Two things i noticed:

  • printing solutions within the optimization process, shows me an alternation of float and dual numbers matrices:
Matrix{ForwardDiff.Dual{ForwardDiff.Tag{OptimizationForwardDiffExt.var"#37#55"{OptimizationFunction{true, AutoForwardDiff{nothing, Nothing}, var"#fn#103"{var"#objfun#101"{var"#SIA2D#95", DiscreteCallback{var"#stop_condition#93", var"#action!#94"{Sleipnir.Model{SIA2Dmodel{Float64, Int64}, TImodel1{Float64}, Nothing}}, typeof(SciMLBase.INITIALIZE_DEFAULT), typeof(SciMLBase.FINALIZE_DEFAULT)}}}, Nothing, Nothing, Nothing, Nothing, Nothing, Nothing, Nothing, Nothing, Nothing, Nothing, Nothing, typeof(SciMLBase.DEFAULT_OBSERVED_NO_TIME), Nothing, Nothing, Nothing, Nothing, Nothing, Nothing, Nothing, Nothing, Nothing}, Optimization.ReInitCache{Vector{Float64}, Tuple{Prediction, Matrix{Float64}, DiffCache{Matrix{Float64}, Vector{Float64}}}}}, Float64}, Float64, 1}}
Matrix{Float64}
Matrix{Float64}
Matrix{ForwardDiff.Dual{ForwardDiff.Tag{var"#92#104"{DiffCache{Matrix{Float64}, Vector{Float64}}, var"#objfun#101"{var"#SIA2D#95", DiscreteCallback{var"#stop_condition#93", var"#action!#94"{Sleipnir.Model{SIA2Dmodel{Float64, Int64}, TImodel1{Float64}, Nothing}}, typeof(SciMLBase.INITIALIZE_DEFAULT), typeof(SciMLBase.FINALIZE_DEFAULT)}}, Matrix{Float64}}, Float64}, Float64, 1}}
  • ForwardDiff.gradient((x) -> objfun(x, simulation, realsol, cache), [4.9e-17]) gives 0.0 as an output.

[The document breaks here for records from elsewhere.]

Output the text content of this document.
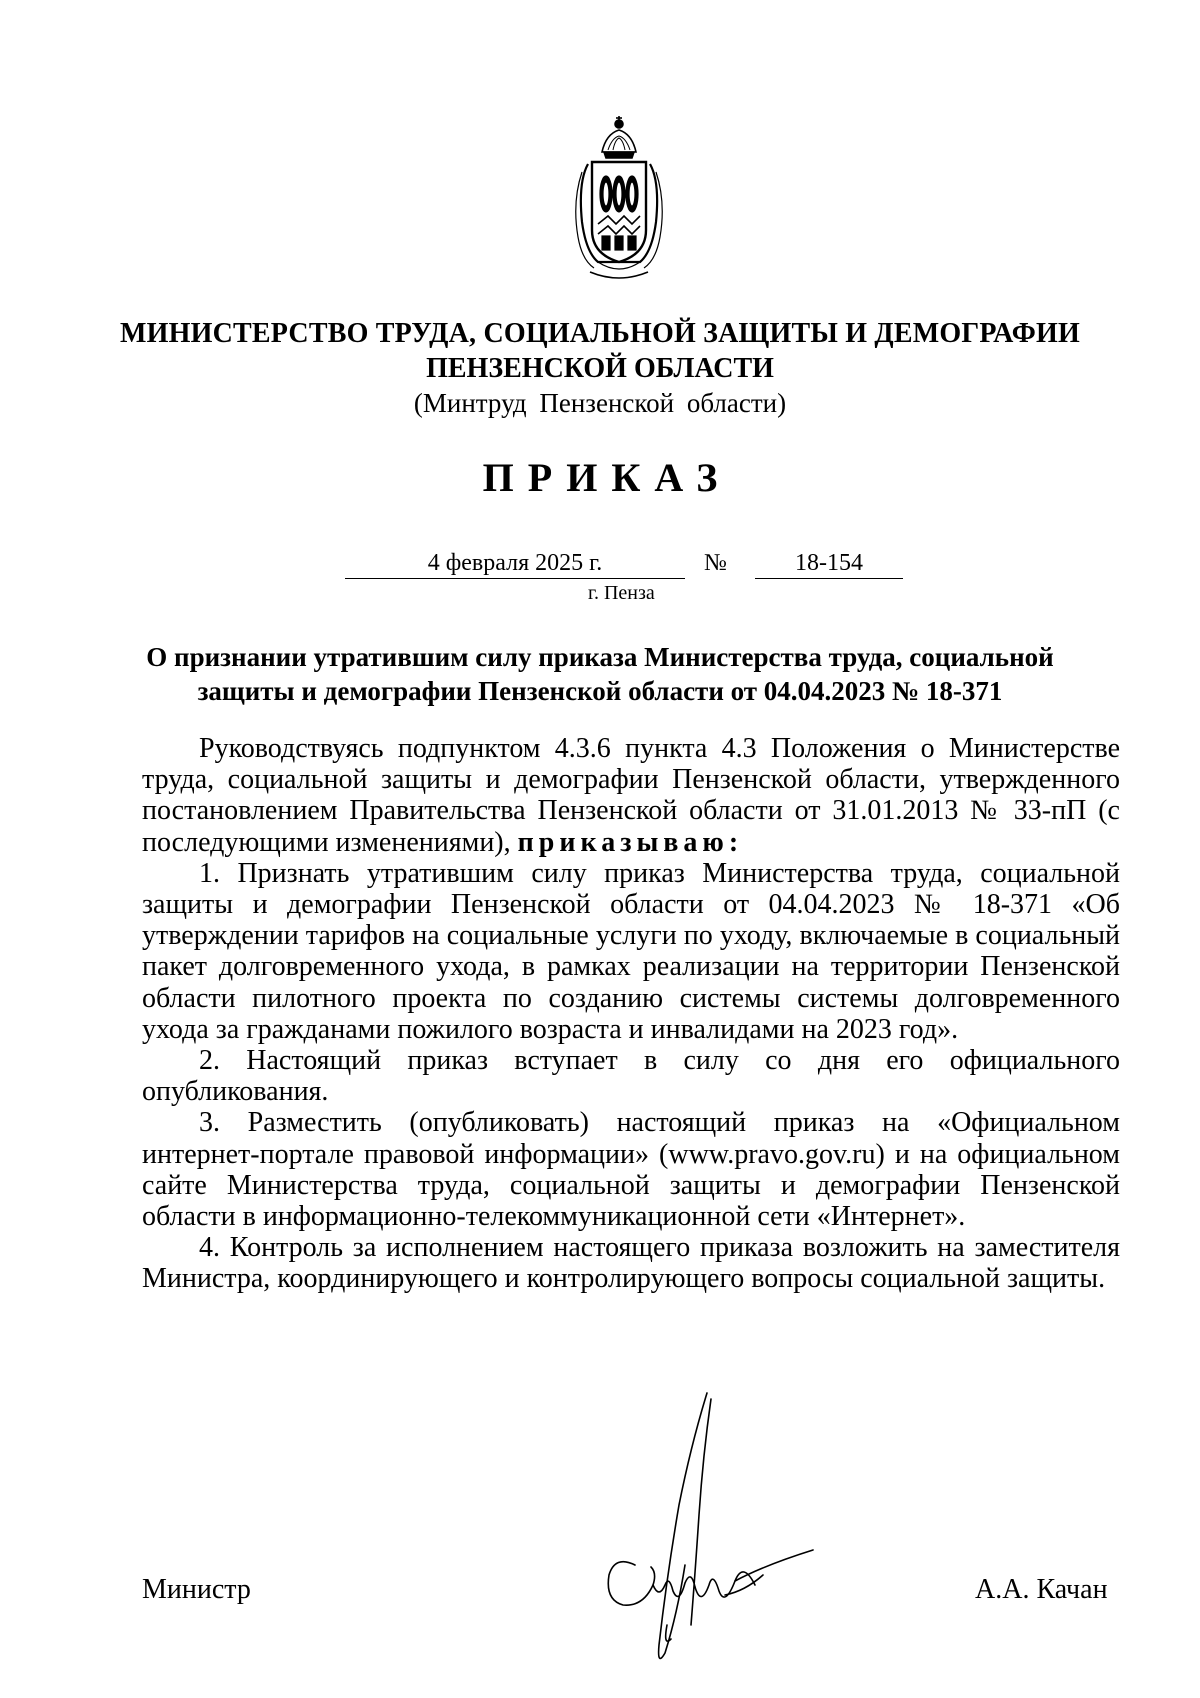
МИНИСТЕРСТВО ТРУДА, СОЦИАЛЬНОЙ ЗАЩИТЫ И ДЕМОГРАФИИ
ПЕНЗЕНСКОЙ ОБЛАСТИ
(Минтруд Пензенской области)
ПРИКАЗ
4 февраля 2025 г.	№	18-154
г. Пенза
О признании утратившим силу приказа Министерства труда, социальной защиты и демографии Пензенской области от 04.04.2023 № 18-371

Руководствуясь подпунктом 4.3.6 пункта 4.3 Положения о Министерстве труда, социальной защиты и демографии Пензенской области, утвержденного постановлением Правительства Пензенской области от 31.01.2013 № 33-пП (с последующими изменениями), приказываю:

1. Признать утратившим силу приказ Министерства труда, социальной защиты и демографии Пензенской области от 04.04.2023 № 18-371 «Об утверждении тарифов на социальные услуги по уходу, включаемые в социальный пакет долговременного ухода, в рамках реализации на территории Пензенской области пилотного проекта по созданию системы системы долговременного ухода за гражданами пожилого возраста и инвалидами на 2023 год».

2. Настоящий приказ вступает в силу со дня его официального опубликования.

3. Разместить (опубликовать) настоящий приказ на «Официальном интернет-портале правовой информации» (www.pravo.gov.ru) и на официальном сайте Министерства труда, социальной защиты и демографии Пензенской области в информационно-телекоммуникационной сети «Интернет».

4. Контроль за исполнением настоящего приказа возложить на заместителя Министра, координирующего и контролирующего вопросы социальной защиты.

Министр	А.А. Качан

Any clue or idea on how to solve this? Also I am wondering if the failure of derivative propagation is due to the mathematical model or due to ForwardDiff.

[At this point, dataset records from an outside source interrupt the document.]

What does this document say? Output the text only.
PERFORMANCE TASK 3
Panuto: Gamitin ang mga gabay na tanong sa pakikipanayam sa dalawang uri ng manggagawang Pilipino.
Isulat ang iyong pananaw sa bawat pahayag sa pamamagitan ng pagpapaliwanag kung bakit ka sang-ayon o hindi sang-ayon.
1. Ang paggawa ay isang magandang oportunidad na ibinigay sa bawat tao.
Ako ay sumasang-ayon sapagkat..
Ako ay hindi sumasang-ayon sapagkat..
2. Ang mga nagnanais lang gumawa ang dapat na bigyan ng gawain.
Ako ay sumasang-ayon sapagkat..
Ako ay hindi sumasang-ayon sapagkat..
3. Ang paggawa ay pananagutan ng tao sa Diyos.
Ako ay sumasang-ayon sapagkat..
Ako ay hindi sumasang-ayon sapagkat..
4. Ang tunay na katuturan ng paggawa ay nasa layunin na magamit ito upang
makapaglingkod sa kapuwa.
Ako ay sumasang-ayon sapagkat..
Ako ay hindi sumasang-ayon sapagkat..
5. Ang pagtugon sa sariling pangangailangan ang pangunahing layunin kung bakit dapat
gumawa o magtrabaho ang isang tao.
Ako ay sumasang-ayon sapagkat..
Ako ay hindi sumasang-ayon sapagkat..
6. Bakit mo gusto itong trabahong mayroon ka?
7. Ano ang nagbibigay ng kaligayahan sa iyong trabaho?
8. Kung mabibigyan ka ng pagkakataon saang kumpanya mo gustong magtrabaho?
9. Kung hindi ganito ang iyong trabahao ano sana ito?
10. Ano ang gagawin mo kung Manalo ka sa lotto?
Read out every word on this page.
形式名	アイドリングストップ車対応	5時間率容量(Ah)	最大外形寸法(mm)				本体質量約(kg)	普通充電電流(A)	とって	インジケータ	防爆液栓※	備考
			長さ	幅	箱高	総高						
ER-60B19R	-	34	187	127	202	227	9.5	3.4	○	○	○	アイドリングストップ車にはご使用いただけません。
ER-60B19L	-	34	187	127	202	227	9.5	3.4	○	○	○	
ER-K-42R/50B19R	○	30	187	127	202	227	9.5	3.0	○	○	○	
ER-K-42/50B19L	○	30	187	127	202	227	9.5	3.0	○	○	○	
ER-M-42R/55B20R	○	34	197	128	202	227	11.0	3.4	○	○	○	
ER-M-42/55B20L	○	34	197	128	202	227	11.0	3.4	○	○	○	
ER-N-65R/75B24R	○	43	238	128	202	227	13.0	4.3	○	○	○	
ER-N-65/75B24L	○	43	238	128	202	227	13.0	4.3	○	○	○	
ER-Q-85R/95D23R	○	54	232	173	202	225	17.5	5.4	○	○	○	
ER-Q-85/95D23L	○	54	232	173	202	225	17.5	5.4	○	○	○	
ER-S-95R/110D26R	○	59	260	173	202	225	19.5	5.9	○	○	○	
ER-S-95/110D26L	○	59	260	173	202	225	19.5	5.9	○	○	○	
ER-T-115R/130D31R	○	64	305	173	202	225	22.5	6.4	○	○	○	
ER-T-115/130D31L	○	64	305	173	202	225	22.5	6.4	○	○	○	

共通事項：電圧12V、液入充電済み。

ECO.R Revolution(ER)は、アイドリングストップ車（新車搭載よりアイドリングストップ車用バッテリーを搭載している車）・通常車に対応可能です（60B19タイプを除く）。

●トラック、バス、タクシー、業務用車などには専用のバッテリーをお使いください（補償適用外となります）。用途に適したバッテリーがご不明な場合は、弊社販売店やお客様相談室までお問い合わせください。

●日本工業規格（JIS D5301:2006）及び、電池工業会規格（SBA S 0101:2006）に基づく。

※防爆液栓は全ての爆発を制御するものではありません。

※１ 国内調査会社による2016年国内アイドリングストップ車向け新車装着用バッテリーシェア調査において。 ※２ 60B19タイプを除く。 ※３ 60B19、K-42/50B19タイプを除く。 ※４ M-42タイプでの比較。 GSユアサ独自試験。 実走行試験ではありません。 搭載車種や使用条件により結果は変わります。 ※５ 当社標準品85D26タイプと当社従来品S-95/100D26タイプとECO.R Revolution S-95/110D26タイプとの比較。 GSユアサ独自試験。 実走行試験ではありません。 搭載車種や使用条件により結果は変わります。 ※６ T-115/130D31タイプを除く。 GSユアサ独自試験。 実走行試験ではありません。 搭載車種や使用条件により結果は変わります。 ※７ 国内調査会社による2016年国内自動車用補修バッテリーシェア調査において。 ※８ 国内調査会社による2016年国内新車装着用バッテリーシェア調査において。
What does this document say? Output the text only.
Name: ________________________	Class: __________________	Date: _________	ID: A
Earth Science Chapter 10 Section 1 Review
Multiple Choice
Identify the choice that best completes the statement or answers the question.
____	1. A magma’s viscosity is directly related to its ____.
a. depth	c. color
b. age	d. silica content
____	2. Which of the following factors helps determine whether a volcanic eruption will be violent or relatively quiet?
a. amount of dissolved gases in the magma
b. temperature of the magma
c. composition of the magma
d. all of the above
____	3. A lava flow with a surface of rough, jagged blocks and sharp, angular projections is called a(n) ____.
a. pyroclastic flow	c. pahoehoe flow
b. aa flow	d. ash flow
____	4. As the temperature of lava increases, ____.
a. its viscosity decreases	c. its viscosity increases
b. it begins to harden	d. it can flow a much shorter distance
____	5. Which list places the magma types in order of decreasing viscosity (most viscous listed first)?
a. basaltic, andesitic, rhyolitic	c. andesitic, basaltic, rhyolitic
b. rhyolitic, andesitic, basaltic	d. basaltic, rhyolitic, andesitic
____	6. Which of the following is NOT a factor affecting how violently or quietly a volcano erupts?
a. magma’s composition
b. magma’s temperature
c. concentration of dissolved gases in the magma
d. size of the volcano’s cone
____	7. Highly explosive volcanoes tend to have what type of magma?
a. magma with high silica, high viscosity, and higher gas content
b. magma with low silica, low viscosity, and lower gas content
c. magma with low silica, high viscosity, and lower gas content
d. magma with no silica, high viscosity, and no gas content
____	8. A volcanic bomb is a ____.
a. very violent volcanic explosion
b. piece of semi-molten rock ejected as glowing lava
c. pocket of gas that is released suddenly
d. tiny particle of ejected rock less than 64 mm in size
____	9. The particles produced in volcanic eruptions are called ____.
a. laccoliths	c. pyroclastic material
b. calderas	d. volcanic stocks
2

You might want to rescale your A units by 1e16 so that A goes from 0.4 to 0.49. In general, optimization algorithms work best if the parameters are all rescaled to have comparable magnitudes of order \sim 1.

(In an ideal world, this would not be the case, but in practice many optimization algorithms do things like steepest-descent steps or spherical trust regions, which are dependent on the scaling of the data. In addition, many implementations have heuristic “magic constants” inside them that implicitly assume magnitudes of order \sim 1. I actually just gave a lecture for our Matrix Calculus class on the relationship of steepest-descent to the choice of inner product and norm, and why for dimensionful data there is an implicit or explicit choice of rescaling in order to define steepest descent.)

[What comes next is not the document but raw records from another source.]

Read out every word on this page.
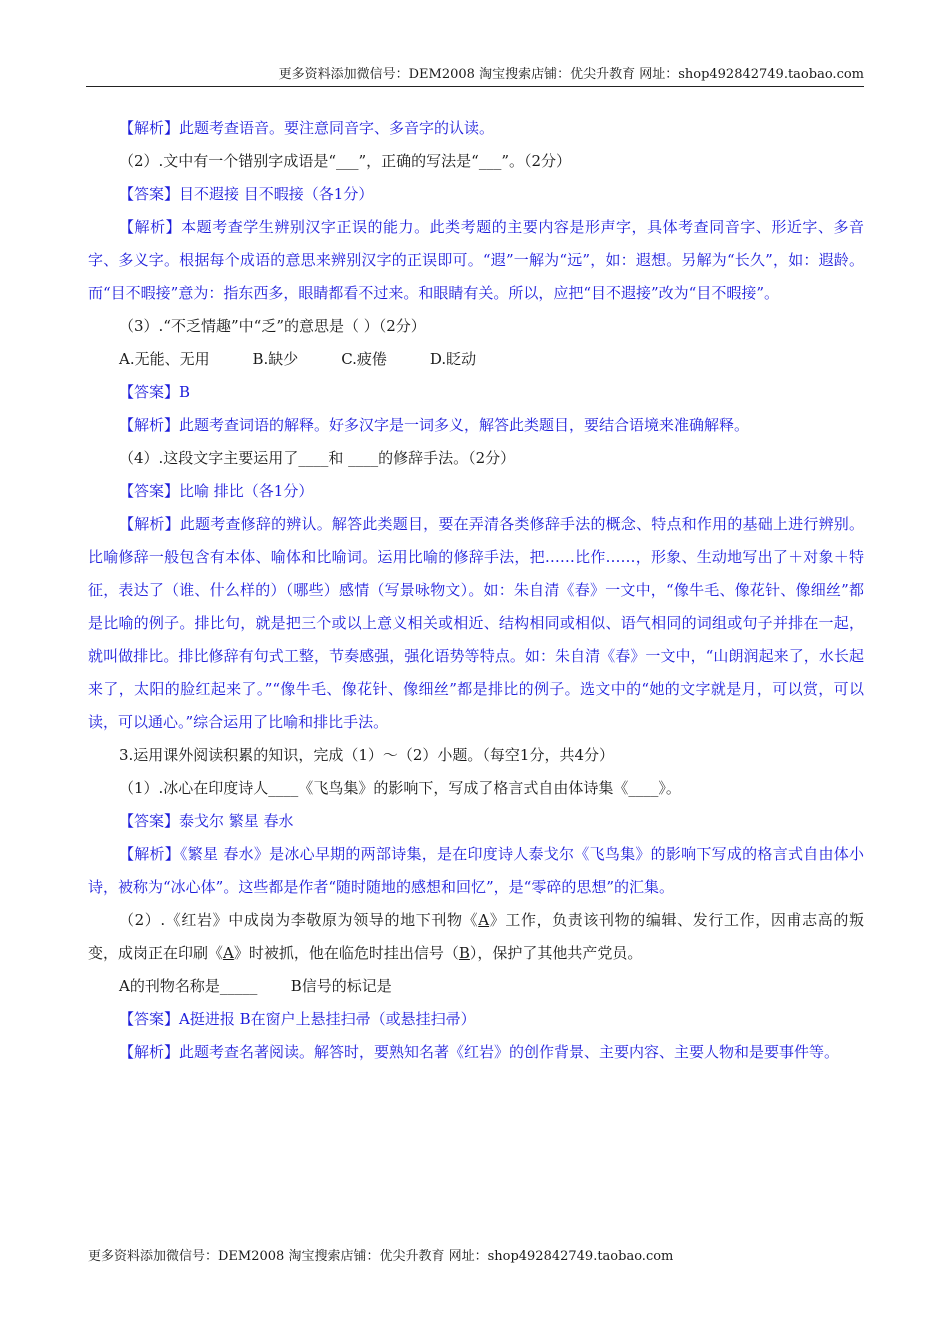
更多资料添加微信号：DEM2008 淘宝搜索店铺：优尖升教育 网址：shop492842749.taobao.com

【解析】此题考查语音。要注意同音字、多音字的认读。

（2）.文中有一个错别字成语是“___”，正确的写法是“___”。（2分）

【答案】目不遐接 目不暇接（各1分）

【解析】本题考查学生辨别汉字正误的能力。此类考题的主要内容是形声字，具体考查同音字、形近字、多音字、多义字。根据每个成语的意思来辨别汉字的正误即可。“遐”一解为“远”，如：遐想。另解为“长久”，如：遐龄。而“目不暇接”意为：指东西多，眼睛都看不过来。和眼睛有关。所以，应把“目不遐接”改为“目不暇接”。

（3）.“不乏情趣”中“乏”的意思是（ ）（2分）

A.无能、无用         B.缺少         C.疲倦         D.眨动

【答案】B

【解析】此题考查词语的解释。好多汉字是一词多义，解答此类题目，要结合语境来准确解释。

（4）.这段文字主要运用了____和 ____的修辞手法。（2分）

【答案】比喻 排比（各1分）

【解析】此题考查修辞的辨认。解答此类题目，要在弄清各类修辞手法的概念、特点和作用的基础上进行辨别。比喻修辞一般包含有本体、喻体和比喻词。运用比喻的修辞手法，把……比作……，形象、生动地写出了＋对象＋特征，表达了（谁、什么样的）（哪些）感情（写景咏物文）。如：朱自清《春》一文中，“像牛毛、像花针、像细丝”都是比喻的例子。排比句，就是把三个或以上意义相关或相近、结构相同或相似、语气相同的词组或句子并排在一起，就叫做排比。排比修辞有句式工整，节奏感强，强化语势等特点。如：朱自清《春》一文中，“山朗润起来了，水长起来了，太阳的脸红起来了。”“像牛毛、像花针、像细丝”都是排比的例子。选文中的“她的文字就是月，可以赏，可以读，可以通心。”综合运用了比喻和排比手法。

3.运用课外阅读积累的知识，完成（1）～（2）小题。（每空1分，共4分）

（1）.冰心在印度诗人____《飞鸟集》的影响下，写成了格言式自由体诗集《____》。

【答案】泰戈尔 繁星 春水

【解析】《繁星 春水》是冰心早期的两部诗集，是在印度诗人泰戈尔《飞鸟集》的影响下写成的格言式自由体小诗，被称为“冰心体”。这些都是作者“随时随地的感想和回忆”，是“零碎的思想”的汇集。

（2）.《红岩》中成岗为李敬原为领导的地下刊物《A》工作，负责该刊物的编辑、发行工作，因甫志高的叛变，成岗正在印刷《A》时被抓，他在临危时挂出信号（B），保护了其他共产党员。

A的刊物名称是_____       B信号的标记是

【答案】A挺进报 B在窗户上悬挂扫帚（或悬挂扫帚）

【解析】此题考查名著阅读。解答时，要熟知名著《红岩》的创作背景、主要内容、主要人物和是要事件等。

更多资料添加微信号：DEM2008 淘宝搜索店铺：优尖升教育 网址：shop492842749.taobao.com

Thanks a lot for the tip about rescaling units! I tried it out, and while it didn’t fix my main problem at the moment, I am certain that it will make me avoid issues later on.

Okay, I think I have narrowed the problem down and i think it lies with the solver, here is why:

  • Forward SIA2D model, when used with dual numbers propagates derivative values

  • Objective function gives zero derivative value when used with dual numbers

  • Printing and plotting the solution of the solver (ice thickness H) within the objective function, gives a zero valued array when used with Dual Numbers, for both normal and derivative values.

  • Calling upon the objective function with just float numbers provides a plot just as how I expect it to be.

Does anyone have specific tips and/or guidelines that are needed to be followed when using ODE solver with Dual Numbers?